I looked at Carol accusingly. “Don’t even think of it,” I warned, knowing her proclivity for late-night de-spooling. “Stuff’s worth its weight in – well, you just can’t get it, you know?” Carol looked back at me inscrutably. I’d given her another hint as to possible extortion methods, and I felt like kicking myself. But I knew I couldn’t get my leg up high enough this early in the morning, so I dropped the idea and went about my morning ablutions. Carol never thinks much of such hew-mon habits as face washing and teeth-brushing, and she leaves the room in disgust when the shower comes on. “Don’t knock it till ya try it,” I try to explain to her, but she will have none of my suggestions.
 
So I go downstairs, unfurl a can of Friskies into her bowl, and shuffle into my home office to see if I’ve been dreaming for the past week. Not a chance. I look at as much of the news as I can stand and then at the calendar on the wall. What day is this? Wednesday? Thursday? Does it matter?  After brewing and downing a cup of Red Rose in a single gulp – plain, no sugar or cream, steeped for at least fifteen minutes – matters begin to come somewhat into focus. I don’t really *know* what day it is, but I’ll call it Wednesday just for the sake of argument. I’m going to do some maintenance on the projector today. The filters need to be cleaned and the inside needs to be dusted. This is dicey work – any time you have the projector casing opened you risk problems with the xenon bulb, a murderous-looking device prone to exploding with great and violent force if it doesn’t get its way.  I down a second cup of tea just to be prepared.
 
Carol leaps up on my desk and thrusts first her back end and then her front end directly into my face.  I know the body language, and she emphasizes her point vocally. “MORE,” she squawks.
 
“NO more.” I retort. “Cat food’s getting in short supply, you know. You’re going on short rations till this blows over. You could stand to lose some weight anyway, Miss Fat Carol The Barrel.”

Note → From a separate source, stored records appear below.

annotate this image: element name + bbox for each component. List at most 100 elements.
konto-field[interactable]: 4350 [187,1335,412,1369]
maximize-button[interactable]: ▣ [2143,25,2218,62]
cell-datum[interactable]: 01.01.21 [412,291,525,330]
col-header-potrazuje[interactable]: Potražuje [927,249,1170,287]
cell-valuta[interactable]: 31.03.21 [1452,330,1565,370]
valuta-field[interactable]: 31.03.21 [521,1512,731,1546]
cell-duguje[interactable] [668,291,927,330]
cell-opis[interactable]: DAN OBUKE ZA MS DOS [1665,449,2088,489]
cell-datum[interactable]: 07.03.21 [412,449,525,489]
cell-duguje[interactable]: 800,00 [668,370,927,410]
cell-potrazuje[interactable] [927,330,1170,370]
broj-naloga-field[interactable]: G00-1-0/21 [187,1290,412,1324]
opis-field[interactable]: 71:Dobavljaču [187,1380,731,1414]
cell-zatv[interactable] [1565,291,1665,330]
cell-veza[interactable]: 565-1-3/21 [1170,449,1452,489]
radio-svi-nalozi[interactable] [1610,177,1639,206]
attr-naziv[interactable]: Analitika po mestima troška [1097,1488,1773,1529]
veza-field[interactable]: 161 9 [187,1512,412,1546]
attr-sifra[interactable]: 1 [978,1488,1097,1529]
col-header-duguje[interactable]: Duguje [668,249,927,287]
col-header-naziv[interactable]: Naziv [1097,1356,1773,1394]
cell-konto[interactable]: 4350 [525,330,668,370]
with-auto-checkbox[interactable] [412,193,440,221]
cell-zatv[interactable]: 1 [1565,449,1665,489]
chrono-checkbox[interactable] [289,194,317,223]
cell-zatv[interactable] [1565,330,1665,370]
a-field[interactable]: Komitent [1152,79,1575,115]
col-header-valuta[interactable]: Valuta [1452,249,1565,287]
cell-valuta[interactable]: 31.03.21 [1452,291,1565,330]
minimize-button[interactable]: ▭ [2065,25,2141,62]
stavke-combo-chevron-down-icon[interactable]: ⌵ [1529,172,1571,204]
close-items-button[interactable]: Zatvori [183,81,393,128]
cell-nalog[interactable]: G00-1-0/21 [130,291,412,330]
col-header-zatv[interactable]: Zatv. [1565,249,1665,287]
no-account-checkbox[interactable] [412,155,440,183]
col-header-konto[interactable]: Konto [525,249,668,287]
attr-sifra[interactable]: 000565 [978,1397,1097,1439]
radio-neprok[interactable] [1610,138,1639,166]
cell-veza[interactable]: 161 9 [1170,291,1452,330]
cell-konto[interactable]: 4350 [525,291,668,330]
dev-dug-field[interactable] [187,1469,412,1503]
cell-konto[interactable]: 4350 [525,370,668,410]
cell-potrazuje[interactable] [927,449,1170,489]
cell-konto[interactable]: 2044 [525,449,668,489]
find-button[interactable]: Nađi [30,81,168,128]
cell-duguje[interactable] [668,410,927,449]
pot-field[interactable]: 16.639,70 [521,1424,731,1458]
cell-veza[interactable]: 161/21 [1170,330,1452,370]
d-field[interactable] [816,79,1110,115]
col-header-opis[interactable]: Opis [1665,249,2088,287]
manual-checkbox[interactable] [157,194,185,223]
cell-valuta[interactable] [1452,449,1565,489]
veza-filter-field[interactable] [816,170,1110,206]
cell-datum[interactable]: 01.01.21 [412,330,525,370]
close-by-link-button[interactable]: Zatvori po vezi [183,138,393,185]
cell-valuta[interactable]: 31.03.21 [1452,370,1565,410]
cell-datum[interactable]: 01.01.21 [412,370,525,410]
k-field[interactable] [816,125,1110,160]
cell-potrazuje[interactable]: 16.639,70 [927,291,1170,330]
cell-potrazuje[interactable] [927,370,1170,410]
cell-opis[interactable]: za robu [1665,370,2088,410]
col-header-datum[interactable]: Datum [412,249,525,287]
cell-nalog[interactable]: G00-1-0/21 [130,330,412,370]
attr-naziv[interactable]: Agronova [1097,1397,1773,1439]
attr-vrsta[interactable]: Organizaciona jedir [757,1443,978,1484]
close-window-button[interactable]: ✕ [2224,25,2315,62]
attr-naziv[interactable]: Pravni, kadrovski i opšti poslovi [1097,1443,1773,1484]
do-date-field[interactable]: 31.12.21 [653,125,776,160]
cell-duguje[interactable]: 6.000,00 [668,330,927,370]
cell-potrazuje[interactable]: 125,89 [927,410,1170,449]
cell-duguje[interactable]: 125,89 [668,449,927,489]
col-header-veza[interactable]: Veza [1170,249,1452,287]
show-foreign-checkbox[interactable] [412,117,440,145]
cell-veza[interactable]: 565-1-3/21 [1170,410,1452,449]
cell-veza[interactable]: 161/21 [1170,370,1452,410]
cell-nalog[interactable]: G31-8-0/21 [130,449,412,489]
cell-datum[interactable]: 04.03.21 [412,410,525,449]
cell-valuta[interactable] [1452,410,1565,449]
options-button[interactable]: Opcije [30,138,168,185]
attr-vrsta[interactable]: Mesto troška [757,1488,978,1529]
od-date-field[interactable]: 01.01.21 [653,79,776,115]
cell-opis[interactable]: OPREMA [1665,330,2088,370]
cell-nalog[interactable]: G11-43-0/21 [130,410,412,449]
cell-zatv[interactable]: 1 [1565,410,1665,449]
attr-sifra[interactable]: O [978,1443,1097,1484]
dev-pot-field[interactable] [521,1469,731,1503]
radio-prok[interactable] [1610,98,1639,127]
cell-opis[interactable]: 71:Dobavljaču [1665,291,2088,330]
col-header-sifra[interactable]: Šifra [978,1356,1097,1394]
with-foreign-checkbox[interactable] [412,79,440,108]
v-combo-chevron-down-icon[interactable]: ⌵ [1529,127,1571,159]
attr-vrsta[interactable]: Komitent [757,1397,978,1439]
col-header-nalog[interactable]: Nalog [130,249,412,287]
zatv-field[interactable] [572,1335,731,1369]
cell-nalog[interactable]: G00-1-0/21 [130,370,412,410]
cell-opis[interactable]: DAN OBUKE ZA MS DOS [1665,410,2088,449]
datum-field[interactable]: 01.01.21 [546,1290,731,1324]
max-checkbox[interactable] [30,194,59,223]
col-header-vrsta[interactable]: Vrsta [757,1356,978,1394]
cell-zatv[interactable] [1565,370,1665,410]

She gets her back up at this, and I know what’s coming. “YOU SHOULD TALK,” she sneers. “YOU DON’T LOOK LIKE YOU’VE MISSED TOO MANY DRIVE-THRUS.” We have this conversation every day.
 
As I pull on my coat and head out the door, I look back at her. She’s sitting on the kitchen floor, her back towards me, showing her utter disgust at the shoddy service I provide.
 
My world, the low hew-mon world, may be in a state of utter disruption right now, but for Miss Carol the Cat, it’s still business as usual. She always knows what day it is. In her calendar, it’s always Caturday.